Nonetheless I think I’ve managed to get rid of some messy manual steps in our process tonight. There was a great deal of wheel-reinventing going on here.

By: brad

brad — Thu, 15 Apr 2004 00:02:45 +0000

What’s wrong with MySQL replication, as far as you’re concerned?

And what’s so hard/different about replicating InnoDB? I’ve replicated every combination of {MyISAM,InnoDB} to {MyISAM,InnoDB} without problems. (well, obviously can’t do InnoDB to MyISAM if preserving transactions…)

How do you find MySQL randomly breaking? With what errors?

By: Rich

Rich — Wed, 14 Apr 2004 23:59:45 +0000

It’s struck me as something that had to be there for some general sense of completeness (“What, you can only sync up a slave out-of-band? We need to fix that, practicality be damned.”)

I think the mysqldump problem is a different cause to the same end. Yes, there needs to be a tool to go from a database to a bunch of SQL that can recreate the database, but that doesn’t mean that you want to do that.

On the Big Database side, one common practice seems to be backing up snapshots infrequently and redo logs regularly, which is a practice you don’t hear about much on the OSS database side of things. (I doubt many think about MySQL binlogs as “redo logs”.) If I had tape onsite I’d think about that, but tape is a few online backups away which makes things that amount to “just keep writing this to tape indefinitely” a bit inconvenient.

By: euqsam

euqsam — Wed, 14 Apr 2004 23:29:51 +0000

I always saw LOAD DATA FROM MASTER as really intended for very small tables.
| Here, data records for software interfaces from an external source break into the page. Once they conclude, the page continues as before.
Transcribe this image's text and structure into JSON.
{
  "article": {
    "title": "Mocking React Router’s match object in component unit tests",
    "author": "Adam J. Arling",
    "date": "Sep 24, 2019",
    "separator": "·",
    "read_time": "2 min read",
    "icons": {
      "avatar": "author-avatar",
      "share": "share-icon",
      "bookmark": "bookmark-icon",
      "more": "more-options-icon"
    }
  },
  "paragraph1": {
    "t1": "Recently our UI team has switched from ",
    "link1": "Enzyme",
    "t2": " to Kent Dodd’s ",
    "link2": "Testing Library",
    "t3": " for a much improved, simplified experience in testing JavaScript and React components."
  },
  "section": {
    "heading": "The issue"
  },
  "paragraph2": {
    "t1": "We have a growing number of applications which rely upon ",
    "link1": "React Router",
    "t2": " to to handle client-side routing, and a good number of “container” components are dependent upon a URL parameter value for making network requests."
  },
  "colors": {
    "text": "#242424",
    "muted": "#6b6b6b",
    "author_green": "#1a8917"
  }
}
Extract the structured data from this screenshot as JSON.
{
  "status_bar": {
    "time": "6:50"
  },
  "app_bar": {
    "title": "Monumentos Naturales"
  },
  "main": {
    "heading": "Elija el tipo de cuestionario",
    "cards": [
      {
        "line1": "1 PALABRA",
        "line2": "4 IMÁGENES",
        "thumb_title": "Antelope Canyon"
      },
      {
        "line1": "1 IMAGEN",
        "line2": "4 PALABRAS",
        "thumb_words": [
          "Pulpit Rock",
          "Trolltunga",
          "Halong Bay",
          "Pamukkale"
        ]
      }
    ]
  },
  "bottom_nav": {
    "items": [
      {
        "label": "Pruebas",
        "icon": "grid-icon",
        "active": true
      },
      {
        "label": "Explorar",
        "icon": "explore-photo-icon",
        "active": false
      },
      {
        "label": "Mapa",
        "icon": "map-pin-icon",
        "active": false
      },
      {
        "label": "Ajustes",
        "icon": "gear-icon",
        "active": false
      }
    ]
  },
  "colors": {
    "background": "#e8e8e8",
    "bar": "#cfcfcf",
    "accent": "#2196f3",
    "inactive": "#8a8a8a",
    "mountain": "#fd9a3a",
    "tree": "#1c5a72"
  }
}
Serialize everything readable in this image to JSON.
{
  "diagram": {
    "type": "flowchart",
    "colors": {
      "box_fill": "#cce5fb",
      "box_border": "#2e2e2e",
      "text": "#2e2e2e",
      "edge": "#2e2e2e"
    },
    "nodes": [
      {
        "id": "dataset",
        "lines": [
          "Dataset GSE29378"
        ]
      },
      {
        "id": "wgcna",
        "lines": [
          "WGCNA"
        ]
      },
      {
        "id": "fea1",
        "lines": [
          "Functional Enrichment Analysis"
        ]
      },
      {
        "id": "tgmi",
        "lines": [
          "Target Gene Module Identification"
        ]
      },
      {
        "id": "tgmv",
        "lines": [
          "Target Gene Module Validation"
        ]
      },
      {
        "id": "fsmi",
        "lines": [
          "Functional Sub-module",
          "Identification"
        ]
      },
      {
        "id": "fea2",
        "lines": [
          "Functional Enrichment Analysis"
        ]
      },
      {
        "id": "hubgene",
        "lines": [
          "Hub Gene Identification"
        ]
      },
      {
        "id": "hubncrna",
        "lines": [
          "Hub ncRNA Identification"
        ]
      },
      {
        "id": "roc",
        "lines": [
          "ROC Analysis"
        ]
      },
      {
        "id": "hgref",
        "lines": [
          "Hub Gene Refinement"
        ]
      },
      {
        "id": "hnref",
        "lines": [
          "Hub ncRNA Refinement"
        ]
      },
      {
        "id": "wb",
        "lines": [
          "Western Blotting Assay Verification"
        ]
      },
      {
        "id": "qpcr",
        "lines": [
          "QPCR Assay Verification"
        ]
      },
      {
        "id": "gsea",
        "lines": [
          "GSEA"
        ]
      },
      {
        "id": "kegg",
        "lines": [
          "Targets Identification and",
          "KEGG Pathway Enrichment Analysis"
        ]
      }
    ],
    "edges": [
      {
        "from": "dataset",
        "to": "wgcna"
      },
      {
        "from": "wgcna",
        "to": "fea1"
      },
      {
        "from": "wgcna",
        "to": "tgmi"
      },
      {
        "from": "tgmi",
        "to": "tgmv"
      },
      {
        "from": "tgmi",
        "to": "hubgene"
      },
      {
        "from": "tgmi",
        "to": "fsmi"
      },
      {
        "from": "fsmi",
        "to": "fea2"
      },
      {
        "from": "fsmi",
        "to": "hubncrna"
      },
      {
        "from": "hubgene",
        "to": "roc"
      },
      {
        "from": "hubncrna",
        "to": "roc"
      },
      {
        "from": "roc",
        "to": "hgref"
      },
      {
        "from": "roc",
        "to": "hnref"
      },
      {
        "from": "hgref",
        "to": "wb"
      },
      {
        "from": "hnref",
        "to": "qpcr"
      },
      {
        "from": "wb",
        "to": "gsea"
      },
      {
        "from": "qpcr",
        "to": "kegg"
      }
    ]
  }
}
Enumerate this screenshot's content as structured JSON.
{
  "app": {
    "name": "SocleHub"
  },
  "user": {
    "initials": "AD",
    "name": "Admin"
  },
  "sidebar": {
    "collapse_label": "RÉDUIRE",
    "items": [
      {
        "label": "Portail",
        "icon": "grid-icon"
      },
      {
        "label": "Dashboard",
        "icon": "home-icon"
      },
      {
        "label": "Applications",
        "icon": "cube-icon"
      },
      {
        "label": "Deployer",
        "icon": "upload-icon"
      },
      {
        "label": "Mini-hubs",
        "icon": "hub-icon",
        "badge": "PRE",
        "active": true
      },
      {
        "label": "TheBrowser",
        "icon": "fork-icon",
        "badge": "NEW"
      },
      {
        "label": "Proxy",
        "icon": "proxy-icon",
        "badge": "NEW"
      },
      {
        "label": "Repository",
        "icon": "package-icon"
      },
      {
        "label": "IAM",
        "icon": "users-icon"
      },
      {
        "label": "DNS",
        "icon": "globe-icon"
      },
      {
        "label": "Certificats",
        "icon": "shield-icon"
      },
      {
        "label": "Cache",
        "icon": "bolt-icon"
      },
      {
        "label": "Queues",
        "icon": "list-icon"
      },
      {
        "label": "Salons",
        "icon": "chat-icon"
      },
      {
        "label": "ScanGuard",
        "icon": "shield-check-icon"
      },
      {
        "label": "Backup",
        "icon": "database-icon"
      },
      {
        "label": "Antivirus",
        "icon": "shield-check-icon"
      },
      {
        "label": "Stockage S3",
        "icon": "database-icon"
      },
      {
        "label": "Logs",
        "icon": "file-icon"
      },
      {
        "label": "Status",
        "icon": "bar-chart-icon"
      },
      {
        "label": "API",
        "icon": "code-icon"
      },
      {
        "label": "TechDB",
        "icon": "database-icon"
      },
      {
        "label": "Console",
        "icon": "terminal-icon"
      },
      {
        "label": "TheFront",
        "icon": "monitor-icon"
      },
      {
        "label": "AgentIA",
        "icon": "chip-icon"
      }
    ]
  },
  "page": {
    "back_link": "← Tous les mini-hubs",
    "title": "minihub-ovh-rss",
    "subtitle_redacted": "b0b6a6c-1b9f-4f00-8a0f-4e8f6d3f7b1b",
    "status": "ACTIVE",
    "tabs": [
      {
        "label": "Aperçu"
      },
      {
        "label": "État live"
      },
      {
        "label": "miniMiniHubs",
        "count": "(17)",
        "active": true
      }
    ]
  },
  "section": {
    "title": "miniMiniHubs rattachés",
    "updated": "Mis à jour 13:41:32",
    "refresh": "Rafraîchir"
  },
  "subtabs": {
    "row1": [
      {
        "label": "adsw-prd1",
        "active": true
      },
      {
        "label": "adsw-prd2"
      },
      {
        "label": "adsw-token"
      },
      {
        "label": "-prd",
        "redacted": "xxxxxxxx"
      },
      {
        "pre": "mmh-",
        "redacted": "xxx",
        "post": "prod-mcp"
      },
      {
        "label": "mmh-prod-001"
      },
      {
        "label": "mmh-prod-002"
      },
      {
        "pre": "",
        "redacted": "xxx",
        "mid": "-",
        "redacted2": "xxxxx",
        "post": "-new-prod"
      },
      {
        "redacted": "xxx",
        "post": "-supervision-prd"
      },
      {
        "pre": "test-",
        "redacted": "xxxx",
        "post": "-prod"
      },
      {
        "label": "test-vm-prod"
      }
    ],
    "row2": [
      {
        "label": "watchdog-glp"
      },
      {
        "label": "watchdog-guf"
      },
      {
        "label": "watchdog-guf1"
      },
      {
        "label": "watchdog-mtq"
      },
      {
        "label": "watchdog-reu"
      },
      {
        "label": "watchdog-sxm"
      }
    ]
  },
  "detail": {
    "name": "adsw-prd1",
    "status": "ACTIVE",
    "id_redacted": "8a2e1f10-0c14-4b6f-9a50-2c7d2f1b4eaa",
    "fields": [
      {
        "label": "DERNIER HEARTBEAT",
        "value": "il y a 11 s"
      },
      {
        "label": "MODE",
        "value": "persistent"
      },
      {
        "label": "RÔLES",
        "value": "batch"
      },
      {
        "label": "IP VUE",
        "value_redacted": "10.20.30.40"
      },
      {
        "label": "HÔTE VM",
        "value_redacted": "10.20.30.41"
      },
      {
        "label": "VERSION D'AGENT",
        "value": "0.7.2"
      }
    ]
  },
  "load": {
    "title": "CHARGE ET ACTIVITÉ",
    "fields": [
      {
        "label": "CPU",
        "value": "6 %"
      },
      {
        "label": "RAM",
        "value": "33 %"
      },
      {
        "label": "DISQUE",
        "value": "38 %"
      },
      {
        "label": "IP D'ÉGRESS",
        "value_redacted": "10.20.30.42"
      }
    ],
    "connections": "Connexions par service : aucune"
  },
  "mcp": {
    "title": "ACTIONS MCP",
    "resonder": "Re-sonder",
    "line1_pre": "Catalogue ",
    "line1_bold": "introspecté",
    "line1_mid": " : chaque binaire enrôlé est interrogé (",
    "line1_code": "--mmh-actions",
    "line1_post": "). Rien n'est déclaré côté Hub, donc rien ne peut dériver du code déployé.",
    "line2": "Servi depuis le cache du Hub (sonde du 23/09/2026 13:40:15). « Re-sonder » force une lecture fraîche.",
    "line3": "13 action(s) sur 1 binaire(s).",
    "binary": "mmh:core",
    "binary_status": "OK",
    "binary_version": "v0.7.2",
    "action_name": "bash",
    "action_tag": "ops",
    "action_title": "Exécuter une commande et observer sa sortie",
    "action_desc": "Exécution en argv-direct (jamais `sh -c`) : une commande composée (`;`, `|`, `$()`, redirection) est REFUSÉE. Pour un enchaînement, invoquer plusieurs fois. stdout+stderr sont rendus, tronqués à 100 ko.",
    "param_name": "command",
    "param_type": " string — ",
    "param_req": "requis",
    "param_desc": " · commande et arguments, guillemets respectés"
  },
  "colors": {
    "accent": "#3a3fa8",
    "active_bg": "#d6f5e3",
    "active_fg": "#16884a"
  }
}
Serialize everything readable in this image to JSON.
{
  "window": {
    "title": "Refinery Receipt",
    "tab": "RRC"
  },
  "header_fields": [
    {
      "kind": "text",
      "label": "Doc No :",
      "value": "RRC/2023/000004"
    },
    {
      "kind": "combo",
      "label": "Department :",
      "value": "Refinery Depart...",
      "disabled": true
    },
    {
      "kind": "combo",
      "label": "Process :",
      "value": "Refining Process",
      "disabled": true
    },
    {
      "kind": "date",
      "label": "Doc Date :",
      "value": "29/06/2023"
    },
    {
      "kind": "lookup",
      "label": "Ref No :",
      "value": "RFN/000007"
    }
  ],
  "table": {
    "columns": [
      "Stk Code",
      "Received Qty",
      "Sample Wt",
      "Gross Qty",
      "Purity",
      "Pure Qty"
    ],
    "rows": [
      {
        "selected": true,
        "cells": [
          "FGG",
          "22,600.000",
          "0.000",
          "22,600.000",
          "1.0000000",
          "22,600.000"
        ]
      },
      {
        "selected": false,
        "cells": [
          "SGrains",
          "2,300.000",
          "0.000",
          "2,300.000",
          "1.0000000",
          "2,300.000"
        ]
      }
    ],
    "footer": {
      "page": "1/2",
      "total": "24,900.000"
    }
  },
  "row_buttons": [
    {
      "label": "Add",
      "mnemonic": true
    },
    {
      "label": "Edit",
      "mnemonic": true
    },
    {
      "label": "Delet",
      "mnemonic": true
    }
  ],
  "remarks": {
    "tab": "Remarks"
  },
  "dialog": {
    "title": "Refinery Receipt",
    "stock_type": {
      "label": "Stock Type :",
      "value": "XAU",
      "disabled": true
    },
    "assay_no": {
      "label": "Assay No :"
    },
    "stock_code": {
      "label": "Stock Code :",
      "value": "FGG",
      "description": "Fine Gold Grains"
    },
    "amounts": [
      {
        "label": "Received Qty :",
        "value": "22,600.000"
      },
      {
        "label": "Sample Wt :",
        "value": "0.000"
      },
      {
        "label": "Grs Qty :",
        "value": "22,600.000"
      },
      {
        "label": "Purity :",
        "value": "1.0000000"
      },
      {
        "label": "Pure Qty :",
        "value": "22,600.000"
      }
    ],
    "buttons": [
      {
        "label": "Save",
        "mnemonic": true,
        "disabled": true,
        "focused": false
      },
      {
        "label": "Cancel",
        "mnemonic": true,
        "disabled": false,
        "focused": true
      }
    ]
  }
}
I have always wondered, though; if your tables are that small, what's replication doing on your menu? I like the dummy/backup machine idea. Pity we don't have machines for that, but it's a fantastic idea....

By: euqsam

euqsam — Wed, 14 Apr 2004 23:24:54 +0000

Amen to that, brother. Lock the tables. Copy the data. Unlock the tables. Move the data. Start the slave. Repeat. There is no other good way, I think. I just spent this past weekend building and rebuilding slaves, checking on replication status, tweaking indices, etc. I've come to these conclusions:

Machine loads in the 300s affect replication pretty seriously
Maybe we should STOP THAT
We finally stopped that.
Replication on MySQL is really pretty good, for the price
...especially considering the (free) competition, which really isn't in this case.

We're on MyISAM as well; InnoDB looks tasty but the headaches involved in replication with InnoDB (at least for free) are not as nice. Your setup sounds eerily similar to ours, even in terms of the database size I was dealing with. Hey, while we're on the topic, do you find MySQL replication randomly breaking on you? How do you monitor your slaves? Oh, and what version are you running?

By: brad

brad — Wed, 14 Apr 2004 23:21:29 +0000

I thought hotcopy was pretty locky and sqldump-ish.

Just replicate to a dummy machines for backups, and also use the dummy machine as a machine you can use to start up fresh slaves. So you have a new machine on the WAN that needs to be brought into the replication cluster: rsync the dummy data to it, along with the master.info, and start it up.

I’ve never used LOAD DATA FROM MASTER. They keep talking about making it not suck, but I haven’t heard any progress on it in a while.